Great comments by Norman Solomon — karen
By Richard Halstead – MarinIJ
Marin residents reacted to President Obama’s State of the Union Address Tuesday night with a mixture of admiration and skepticism.
I thought that the president was strong,” said Jessica Jackson of Mill Valley, who was an Obama delegate at the Democratic National Convention last summer. “I really liked his effective use of emotion when it came to the gun violence and thought that he presented new ideas.”
Jackson, who recently graduated from law school and is the mother of an 8-year-old, said she liked Obama’s proposal for making preschool education available to all children.
“I thought that was huge,” Jackson said.
She also liked his idea of creating a non-partisan commission to review voting rights issues.
“I went to college in Florida and have seen these long voting lines,” Jackson said. “People who stand in them on election day truly are heroes.”
Paul Cohen, chairman of the Democratic Central Committee of Marin, said, “I really liked the way that the president called on Congress to act. I just think people are so tired of this paralyzed government.”

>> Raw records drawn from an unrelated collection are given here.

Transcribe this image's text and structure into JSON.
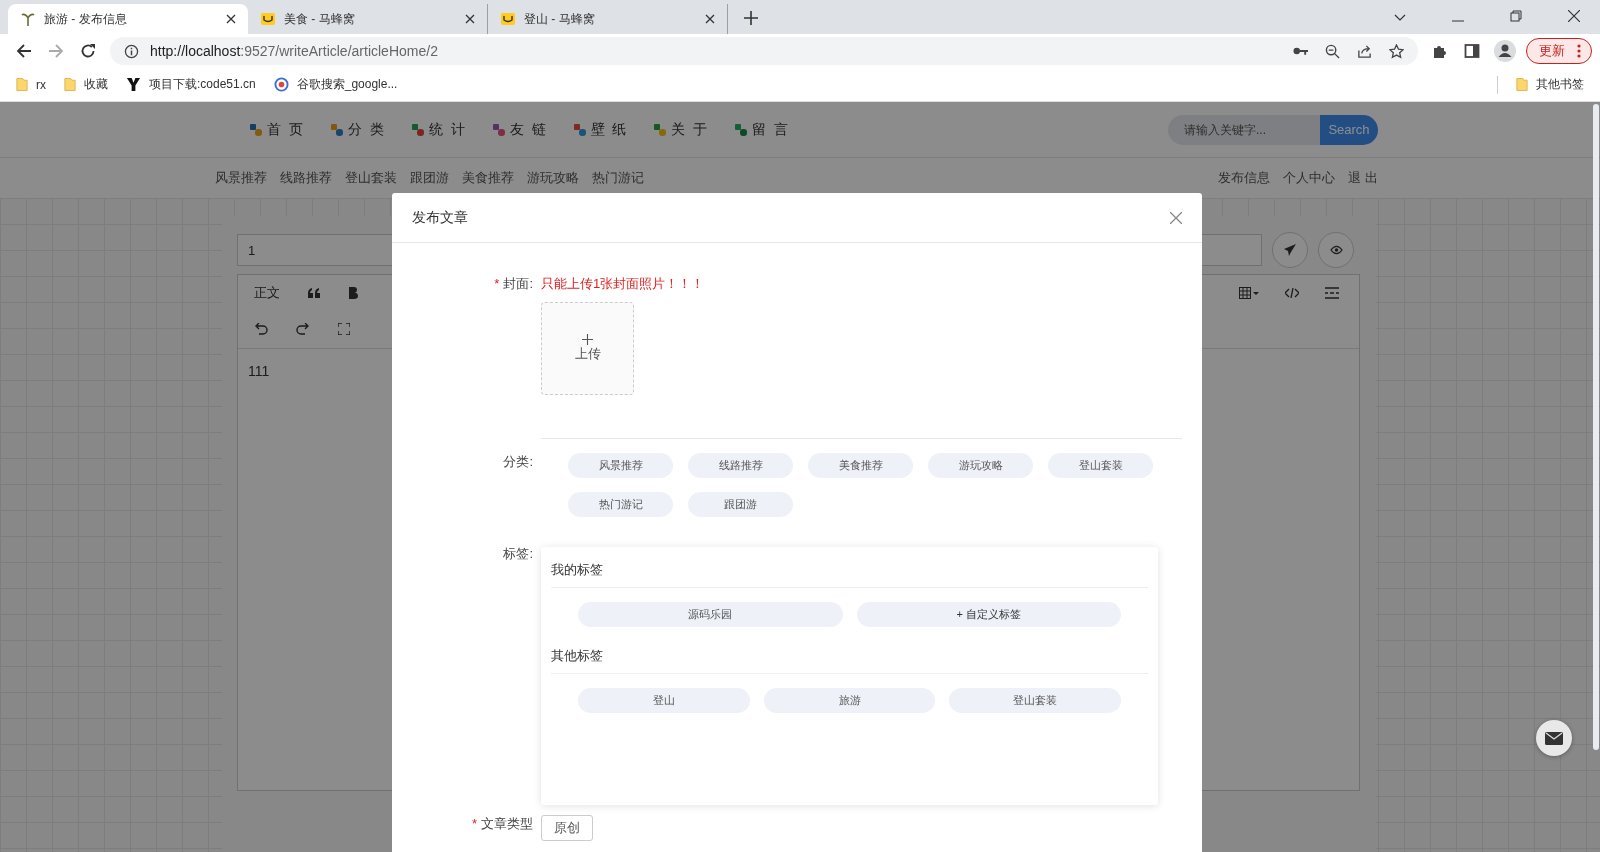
{
  "browser": {
    "tabs": [
      {
        "title": "旅游 - 发布信息",
        "selected": true
      },
      {
        "title": "美食 - 马蜂窝",
        "selected": false
      },
      {
        "title": "登山 - 马蜂窝",
        "selected": false
      }
    ],
    "url_host": "http://localhost",
    "url_rest": ":9527/writeArticle/articleHome/2",
    "update_button": "更新",
    "bookmarks": [
      {
        "label": "rx"
      },
      {
        "label": "收藏"
      },
      {
        "label": "项目下载:code51.cn"
      },
      {
        "label": "谷歌搜索_google..."
      }
    ],
    "other_bookmarks": "其他书签"
  },
  "site": {
    "nav": [
      {
        "label": "首 页"
      },
      {
        "label": "分 类"
      },
      {
        "label": "统 计"
      },
      {
        "label": "友 链"
      },
      {
        "label": "壁 纸"
      },
      {
        "label": "关 于"
      },
      {
        "label": "留 言"
      }
    ],
    "search": {
      "placeholder": "请输入关键字...",
      "button": "Search"
    },
    "subnav": [
      "风景推荐",
      "线路推荐",
      "登山套装",
      "跟团游",
      "美食推荐",
      "游玩攻略",
      "热门游记"
    ],
    "user_links": [
      "发布信息",
      "个人中心",
      "退 出"
    ],
    "editor": {
      "title_value": "1",
      "heading_menu": "正文",
      "content": "111"
    }
  },
  "modal": {
    "title": "发布文章",
    "cover": {
      "label": "封面:",
      "required": true,
      "required_mark": "*",
      "hint": "只能上传1张封面照片！！！",
      "upload_label": "上传"
    },
    "category": {
      "label": "分类:",
      "options": [
        {
          "label": "风景推荐",
          "selected": false
        },
        {
          "label": "线路推荐",
          "selected": false
        },
        {
          "label": "美食推荐",
          "selected": false
        },
        {
          "label": "游玩攻略",
          "selected": false
        },
        {
          "label": "登山套装",
          "selected": false
        },
        {
          "label": "热门游记",
          "selected": false
        },
        {
          "label": "跟团游",
          "selected": false
        }
      ]
    },
    "tags": {
      "label": "标签:",
      "my_title": "我的标签",
      "my_tags": [
        {
          "label": "源码乐园",
          "kind": "tag"
        },
        {
          "label": "+ 自定义标签",
          "kind": "add"
        }
      ],
      "other_title": "其他标签",
      "other_tags": [
        "登山",
        "旅游",
        "登山套装"
      ]
    },
    "article_type": {
      "label": "文章类型",
      "required": true,
      "required_mark": "*",
      "option": "原创"
    }
  }
}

Cohen also welcomed Obama’s call for investment in the nation’s infrastructure.
“Not only will it create jobs in the short term,” Cohen said, “but that investment lays the groundwork for and encourages private investment, which will result in more job creation.”
But Cohen wasn’t happy to hear the president suggest he might support cuts to Social Security and
Medicare.”There are other possible approaches,” Cohen said. “That wouldn’t be where I would go.”
West Marin author and progressive activist Norman Solomon, who was an Obama delegate in 2008, was also disturbed by the president’s comments regarding Social Security and Medicare.
“This is very ominous,” Solomon said. “There is no reassurance he will hold the line with Social Security, much less Medicare.”
And there was plenty more in the speech that Solomon didn’t care for.
“The speech overall tonight was so vague, with a few exceptions, and also troubling,” Solomon said. “For example, he boasted about speeding up oil and gas permits. This foreshadows tremendous danger that he will approve the Keystone XL pipeline.”
Oil corporations invested in Canada’s tar sands are counting on the pipeline. Solomon didn’t find credible Obama’s remark that his administration will become even more transparent on civil liberty issues.
“That’s double talk,” Solomon said. ” How can you be even more transparent when you haven’t been transparent at all. His policies on kill lists and habeas corpus are disgraceful from a civil liberties standpoint.”
Marin Republicans who listened to the speech were even less enthusiastic.
Sally Zelikovsky of San Rafael, founder of the Bay Area Patriots and coordinator of the San Francisco Tea Party, said, “This was a huge laundry list of agenda item after agenda item, which were really a bunch of retread ideas that everybody knows that no president could get done.”
Zelikovsky said Obama’s suggestion that he could create jobs while increasing the minimum wage to $9 an hour was “glaringly inane.” She said raising the minimum wage would stifle job creation.
Sashi McEntee of Mill Valley, a former chairwoman of the Marin County Republican Central Committee, said, “I heard a lot of promises tonight but I’m skeptical of the president following through based on his track record. I genuinely hope that Obama is able to keep some of these promises but without burying our grandchildren in debt.”
Alison Howard, an assistant professor of political science at Dominican University of California in San Rafael, has co-authored a book on how presidents have used the annual State of the Union to communicate with the public. Howard has also co-authored a paper that appears in the current issue of “Social Science Quarterly,” which examines Obama’s first-term State of the Union messages.
Howard has found that in his State of the Union addresses Obama tends to focus on large-scale objectives leaving the details of legislation to Congress. Howard said Obama’s call last night for raising the minimum wage was a bit of a departure for the president.
“That was an interesting and bold move to ask for an increase in the minimum wage,” Howard said. “It hasn’t been done in a while.”
Solomon, however, noted that Obama also promised he would support passage of the Employee Free Choice Act, which would have provided for mandatory injunctions for unfair labor practices during union organizing efforts.
Solomon said, “He basically didn’t lift a finger for it during his first term.”